The building at Blumenstraße 29 in Munich is a guest and rental house. It is registered as a historical monument building in the Bavarian List of Monuments.

== Location ==
The building is located in the south of the Angerviertel (Anger-quarter) in the Munich old town, in the district No 1 Altstadt-Lehel am Altstadtring. It is the only house on the south side of Blumenstraße, between Angertorstraße and Papa-Schmid-Straße, the corner house to the west belongs to Angertorstraße. The site is located outside the original city walls, in front of the Angertor, and in the area of the Baroque wall fortification from the 17th century, therefore listing it as historically protected.

== History ==
On the bastion in front of the Angertor, a garden in geometrical forms can already be seen on maps from the mid-18th century. Towards the end of the 18th century, under Elector Karl Theodor, there was the Glasgarten, an inn (now Blumenstraße 29) with a park-like garden on the former bastion.

Brewery owner Mathias Pschorr had the building renovated and expanded in 1851 and built additional buildings, including one of three-stories, on its narrow side on the Blumenstraße three-axle extension with two superimposed halls left of the main building, and several additional buildings on the edge of the former bastion.

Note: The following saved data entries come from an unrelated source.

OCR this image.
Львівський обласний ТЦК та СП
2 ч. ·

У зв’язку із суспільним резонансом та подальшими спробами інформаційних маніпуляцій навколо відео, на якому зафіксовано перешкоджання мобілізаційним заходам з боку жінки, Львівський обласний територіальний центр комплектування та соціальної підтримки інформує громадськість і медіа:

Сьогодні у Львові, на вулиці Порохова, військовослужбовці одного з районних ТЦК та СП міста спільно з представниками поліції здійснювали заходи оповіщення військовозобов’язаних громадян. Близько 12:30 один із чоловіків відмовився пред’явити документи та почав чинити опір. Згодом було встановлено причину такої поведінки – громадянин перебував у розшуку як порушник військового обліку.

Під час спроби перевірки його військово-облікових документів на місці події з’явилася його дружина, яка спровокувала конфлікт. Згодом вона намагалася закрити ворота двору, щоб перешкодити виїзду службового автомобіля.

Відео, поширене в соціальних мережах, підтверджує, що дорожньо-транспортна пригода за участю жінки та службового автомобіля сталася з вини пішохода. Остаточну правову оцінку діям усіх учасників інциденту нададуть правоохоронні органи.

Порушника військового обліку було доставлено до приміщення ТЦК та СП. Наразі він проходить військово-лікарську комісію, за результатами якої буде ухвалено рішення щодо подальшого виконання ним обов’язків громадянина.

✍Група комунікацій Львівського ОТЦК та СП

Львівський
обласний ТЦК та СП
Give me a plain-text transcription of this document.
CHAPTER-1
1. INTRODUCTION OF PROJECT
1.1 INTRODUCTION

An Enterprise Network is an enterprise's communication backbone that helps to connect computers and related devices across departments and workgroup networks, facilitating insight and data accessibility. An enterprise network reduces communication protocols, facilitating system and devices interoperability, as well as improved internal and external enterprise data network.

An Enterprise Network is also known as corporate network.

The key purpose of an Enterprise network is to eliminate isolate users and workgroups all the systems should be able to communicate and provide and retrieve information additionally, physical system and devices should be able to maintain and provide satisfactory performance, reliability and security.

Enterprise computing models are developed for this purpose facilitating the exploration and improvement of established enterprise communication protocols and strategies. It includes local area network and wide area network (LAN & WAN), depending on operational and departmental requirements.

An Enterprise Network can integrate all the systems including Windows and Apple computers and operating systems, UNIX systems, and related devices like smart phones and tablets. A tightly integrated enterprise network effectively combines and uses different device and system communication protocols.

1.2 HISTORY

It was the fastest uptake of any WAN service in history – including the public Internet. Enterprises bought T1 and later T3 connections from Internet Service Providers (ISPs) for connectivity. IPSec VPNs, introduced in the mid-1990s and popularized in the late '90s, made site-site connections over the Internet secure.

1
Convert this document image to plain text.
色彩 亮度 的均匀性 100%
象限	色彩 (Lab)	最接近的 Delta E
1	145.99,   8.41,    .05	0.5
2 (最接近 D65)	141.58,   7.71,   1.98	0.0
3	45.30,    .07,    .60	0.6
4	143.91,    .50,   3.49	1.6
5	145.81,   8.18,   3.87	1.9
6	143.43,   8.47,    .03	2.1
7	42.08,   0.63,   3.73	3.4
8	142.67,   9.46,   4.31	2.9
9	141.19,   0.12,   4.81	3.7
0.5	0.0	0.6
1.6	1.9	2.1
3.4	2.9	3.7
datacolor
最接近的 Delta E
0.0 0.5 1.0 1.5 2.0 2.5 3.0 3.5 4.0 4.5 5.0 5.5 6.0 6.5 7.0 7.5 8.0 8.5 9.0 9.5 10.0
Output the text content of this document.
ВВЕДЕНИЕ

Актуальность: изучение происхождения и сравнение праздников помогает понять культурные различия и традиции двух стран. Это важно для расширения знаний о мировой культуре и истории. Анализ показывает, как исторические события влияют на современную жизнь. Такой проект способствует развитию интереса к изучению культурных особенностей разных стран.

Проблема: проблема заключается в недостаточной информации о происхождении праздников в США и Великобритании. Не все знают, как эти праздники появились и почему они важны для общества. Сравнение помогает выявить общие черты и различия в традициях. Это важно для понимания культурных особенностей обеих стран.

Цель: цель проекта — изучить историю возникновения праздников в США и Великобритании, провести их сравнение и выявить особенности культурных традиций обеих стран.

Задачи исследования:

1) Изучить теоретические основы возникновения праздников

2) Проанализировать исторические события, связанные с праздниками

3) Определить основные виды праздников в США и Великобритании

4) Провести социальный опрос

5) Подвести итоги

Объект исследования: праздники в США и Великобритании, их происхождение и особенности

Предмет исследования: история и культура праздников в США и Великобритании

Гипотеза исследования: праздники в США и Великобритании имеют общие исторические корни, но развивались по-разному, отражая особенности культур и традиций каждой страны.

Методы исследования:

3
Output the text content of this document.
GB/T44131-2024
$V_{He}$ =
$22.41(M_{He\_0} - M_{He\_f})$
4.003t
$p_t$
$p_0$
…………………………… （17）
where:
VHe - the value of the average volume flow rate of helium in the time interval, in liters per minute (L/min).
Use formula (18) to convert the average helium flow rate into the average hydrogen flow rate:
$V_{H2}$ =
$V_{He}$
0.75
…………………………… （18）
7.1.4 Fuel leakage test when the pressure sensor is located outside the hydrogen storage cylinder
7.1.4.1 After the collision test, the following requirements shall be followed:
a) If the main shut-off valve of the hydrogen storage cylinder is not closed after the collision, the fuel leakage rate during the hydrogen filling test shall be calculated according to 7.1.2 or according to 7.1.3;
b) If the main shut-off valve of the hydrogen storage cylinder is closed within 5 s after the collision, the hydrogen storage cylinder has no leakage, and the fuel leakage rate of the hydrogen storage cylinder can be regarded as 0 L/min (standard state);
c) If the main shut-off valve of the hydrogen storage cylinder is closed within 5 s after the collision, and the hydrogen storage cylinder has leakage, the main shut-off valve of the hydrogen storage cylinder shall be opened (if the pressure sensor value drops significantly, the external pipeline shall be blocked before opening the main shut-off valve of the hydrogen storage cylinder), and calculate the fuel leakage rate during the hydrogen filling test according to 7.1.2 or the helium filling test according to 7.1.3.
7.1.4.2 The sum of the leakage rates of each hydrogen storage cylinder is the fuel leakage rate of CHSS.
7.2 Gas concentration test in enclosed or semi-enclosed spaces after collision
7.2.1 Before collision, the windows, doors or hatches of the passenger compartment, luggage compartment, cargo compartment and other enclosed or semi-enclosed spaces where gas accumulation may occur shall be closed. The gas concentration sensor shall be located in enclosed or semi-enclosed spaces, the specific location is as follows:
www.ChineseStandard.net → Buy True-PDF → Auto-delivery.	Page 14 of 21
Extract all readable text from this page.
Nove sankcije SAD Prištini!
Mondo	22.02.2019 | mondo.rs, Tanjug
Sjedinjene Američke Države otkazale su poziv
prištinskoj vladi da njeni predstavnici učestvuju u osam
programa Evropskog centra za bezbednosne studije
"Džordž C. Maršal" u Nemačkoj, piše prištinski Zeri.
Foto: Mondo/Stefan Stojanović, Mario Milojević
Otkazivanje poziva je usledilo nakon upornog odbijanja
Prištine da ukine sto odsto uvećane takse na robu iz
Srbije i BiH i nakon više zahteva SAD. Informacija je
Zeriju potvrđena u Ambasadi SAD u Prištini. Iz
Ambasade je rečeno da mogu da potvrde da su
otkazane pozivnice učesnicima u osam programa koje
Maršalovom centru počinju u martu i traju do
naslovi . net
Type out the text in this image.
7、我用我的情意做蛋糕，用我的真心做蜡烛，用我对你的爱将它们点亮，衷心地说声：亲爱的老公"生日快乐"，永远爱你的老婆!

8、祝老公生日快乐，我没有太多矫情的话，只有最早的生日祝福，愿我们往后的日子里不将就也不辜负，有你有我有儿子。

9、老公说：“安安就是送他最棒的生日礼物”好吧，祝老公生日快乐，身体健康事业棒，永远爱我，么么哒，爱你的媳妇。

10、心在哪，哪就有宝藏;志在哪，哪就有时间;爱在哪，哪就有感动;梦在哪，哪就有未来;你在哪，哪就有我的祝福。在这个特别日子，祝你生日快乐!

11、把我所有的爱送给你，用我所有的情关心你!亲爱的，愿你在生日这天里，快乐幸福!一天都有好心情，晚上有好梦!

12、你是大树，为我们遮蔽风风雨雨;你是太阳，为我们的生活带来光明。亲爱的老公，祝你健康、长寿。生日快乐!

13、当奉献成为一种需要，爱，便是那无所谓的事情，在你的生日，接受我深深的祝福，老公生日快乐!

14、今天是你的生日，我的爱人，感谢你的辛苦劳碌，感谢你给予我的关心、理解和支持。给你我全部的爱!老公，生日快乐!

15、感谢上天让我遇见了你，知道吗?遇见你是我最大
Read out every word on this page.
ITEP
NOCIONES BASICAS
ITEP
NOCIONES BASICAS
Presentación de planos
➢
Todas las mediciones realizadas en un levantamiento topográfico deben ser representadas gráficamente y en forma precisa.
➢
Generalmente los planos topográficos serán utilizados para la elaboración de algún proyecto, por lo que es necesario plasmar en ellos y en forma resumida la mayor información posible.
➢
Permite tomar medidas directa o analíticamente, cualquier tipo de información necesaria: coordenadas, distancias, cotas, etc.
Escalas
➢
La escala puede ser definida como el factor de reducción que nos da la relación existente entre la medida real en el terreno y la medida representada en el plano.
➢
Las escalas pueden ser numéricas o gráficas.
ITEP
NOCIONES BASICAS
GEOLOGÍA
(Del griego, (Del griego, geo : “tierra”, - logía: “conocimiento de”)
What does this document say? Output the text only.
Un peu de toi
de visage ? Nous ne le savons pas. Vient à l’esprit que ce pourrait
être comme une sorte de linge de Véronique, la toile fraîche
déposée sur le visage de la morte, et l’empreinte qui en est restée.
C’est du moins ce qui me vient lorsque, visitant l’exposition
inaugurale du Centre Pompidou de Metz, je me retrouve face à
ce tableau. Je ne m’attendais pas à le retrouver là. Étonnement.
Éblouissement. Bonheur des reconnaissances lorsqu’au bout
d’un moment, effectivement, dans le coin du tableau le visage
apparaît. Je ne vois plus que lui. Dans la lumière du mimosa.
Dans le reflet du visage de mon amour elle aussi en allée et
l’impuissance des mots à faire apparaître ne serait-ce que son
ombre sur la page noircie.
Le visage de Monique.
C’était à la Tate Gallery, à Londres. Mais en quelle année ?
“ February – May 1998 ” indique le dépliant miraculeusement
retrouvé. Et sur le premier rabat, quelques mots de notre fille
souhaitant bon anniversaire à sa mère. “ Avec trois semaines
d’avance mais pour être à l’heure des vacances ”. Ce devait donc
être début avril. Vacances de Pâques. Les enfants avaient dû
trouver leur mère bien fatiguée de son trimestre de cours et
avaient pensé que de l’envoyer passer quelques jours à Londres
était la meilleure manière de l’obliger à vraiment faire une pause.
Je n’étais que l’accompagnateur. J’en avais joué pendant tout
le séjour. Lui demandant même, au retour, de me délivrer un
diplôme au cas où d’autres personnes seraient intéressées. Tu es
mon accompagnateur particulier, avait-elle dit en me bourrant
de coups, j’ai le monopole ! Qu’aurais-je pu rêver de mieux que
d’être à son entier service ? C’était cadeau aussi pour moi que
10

The builder and contractor, Ludwig Deiglmeier, acquired the area towards the end of the 19th century. He continued to add onto the building in 1889 and rebuilt the wing to the right of the entrance axis. He also built adjacent to the corner building Angertorstraße 1 (1888–1889) and its adjacent building Angertorstraße 3 (1888–1890).

From 2004 to 2014, the cafeteria on the ground floor was the bar Café am Hochhaus, which had to close after the lease expired in August 2014. The restaurant area, like the entire building in the years before was to be renovated, to which its use before the renovations were complete was denied due to fire safety reasons.